Behavior Modification – Ignore Bad Behavior

One of the most misunderstood training techniques is the ‘ignore the bad behavior’. Too many people read a book or two and head out only understanding ½ of the equation. First of all, the exercises don’t work because they are based on operant conditioning – which only works on voluntary behaviors.

With any reactive behavior we need to use classical conditioning. This means that we need to build associations between the stimulus, and something good. We need to change the association between the dog’s emotions (reaction) and the stimulus.
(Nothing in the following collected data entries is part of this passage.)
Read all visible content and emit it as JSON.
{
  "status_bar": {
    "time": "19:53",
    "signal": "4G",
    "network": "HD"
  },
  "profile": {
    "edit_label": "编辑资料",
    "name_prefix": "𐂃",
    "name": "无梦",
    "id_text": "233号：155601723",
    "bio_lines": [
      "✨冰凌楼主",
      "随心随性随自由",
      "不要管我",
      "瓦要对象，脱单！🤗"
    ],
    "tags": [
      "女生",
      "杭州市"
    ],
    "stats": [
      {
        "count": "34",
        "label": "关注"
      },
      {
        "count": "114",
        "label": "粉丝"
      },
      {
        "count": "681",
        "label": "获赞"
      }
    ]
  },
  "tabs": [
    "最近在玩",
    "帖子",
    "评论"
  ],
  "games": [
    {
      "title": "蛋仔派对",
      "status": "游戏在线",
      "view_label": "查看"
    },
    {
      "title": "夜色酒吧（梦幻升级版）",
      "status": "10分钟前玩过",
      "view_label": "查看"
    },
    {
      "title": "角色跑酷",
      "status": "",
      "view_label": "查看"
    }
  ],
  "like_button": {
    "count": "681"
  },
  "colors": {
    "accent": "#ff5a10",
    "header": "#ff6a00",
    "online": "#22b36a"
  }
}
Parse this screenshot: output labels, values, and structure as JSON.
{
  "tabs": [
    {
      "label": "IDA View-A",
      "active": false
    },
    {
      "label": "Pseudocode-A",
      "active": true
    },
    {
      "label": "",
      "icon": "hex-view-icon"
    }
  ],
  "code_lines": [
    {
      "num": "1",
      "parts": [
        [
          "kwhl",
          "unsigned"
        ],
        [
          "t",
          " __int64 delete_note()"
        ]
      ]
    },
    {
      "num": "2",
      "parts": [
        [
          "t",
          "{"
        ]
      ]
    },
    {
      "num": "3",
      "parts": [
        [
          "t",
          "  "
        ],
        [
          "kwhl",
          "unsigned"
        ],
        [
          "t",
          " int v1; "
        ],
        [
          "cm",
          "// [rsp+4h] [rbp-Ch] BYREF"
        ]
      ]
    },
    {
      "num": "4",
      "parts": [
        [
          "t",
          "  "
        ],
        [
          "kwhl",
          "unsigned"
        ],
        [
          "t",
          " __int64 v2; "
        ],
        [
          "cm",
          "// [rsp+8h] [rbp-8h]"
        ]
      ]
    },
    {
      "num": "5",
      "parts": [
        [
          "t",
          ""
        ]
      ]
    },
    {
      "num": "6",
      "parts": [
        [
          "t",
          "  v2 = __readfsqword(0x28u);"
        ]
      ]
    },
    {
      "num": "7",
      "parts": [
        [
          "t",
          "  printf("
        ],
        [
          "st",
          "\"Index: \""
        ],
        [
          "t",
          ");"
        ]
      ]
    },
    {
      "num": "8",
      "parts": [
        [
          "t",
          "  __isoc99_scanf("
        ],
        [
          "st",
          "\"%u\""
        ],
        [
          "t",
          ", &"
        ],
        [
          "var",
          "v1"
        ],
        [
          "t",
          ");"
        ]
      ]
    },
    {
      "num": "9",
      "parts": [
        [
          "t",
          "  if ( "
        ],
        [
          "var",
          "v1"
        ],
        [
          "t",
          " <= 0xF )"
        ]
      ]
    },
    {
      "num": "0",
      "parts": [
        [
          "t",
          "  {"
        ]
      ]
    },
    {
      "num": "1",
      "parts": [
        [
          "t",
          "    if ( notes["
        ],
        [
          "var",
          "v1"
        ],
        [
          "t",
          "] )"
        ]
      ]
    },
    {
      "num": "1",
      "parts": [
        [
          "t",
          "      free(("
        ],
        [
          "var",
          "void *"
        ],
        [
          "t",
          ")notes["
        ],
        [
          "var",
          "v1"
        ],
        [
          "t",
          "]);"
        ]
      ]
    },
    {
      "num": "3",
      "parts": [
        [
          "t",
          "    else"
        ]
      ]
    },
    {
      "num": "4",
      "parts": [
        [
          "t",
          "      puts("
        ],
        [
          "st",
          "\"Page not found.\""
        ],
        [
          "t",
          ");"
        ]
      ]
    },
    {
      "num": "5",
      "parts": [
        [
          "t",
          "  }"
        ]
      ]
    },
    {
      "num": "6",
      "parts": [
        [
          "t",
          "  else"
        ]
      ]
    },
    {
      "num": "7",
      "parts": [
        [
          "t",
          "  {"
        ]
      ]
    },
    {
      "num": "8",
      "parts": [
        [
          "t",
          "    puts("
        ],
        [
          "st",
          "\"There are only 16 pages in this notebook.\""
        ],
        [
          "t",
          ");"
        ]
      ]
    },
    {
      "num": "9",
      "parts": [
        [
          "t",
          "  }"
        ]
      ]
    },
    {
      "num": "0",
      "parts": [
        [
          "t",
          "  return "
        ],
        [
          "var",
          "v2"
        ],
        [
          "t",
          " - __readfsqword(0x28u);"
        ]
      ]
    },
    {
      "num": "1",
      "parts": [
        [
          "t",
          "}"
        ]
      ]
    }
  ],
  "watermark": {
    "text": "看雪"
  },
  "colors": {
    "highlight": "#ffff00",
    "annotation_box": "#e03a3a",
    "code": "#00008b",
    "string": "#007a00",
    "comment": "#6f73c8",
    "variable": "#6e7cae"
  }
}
In this case, I needed to remind Ro of a few things:

  1. I am calm around people – you be calm.
  2. People are good.
  3. Don’t react.

So I didn’t force Ro into a crowd of people (flooding) and try to stuff treats into her mouth. I didn’t force her to do anything that might increase her anxiety, stress, or chemical reaction to the situation.

Instead we went to an area where she could start to develop a calm, relaxed attitude towards the stimulus. I ‘stopped’ the bad behavior by altering the environment and then I rewarded calm. When she looked at the people the treats and play stopped. When she focused on me, the game and treats continued.

I rewarded calm. After all – this is the behavior that we want.

Why Behavior Modification Fails

This is the exact opposite of what most people are taught. They ignore the dog when it is walking quietly. They don’t talk to their dog, offer treats, or engage in play. They may walk for 30 minutes in total silence. The owner is ‘ignoring’ the behavior they do want.

Then the trigger/stimulus comes into view and ‘everything happens.’ The dog is reacting. The dog is upset, or anxious, or fearful. Now the owner becomes engaged. Now the owner starts giving treats. The owner is ‘engaging’ with the behavior that they don’t want.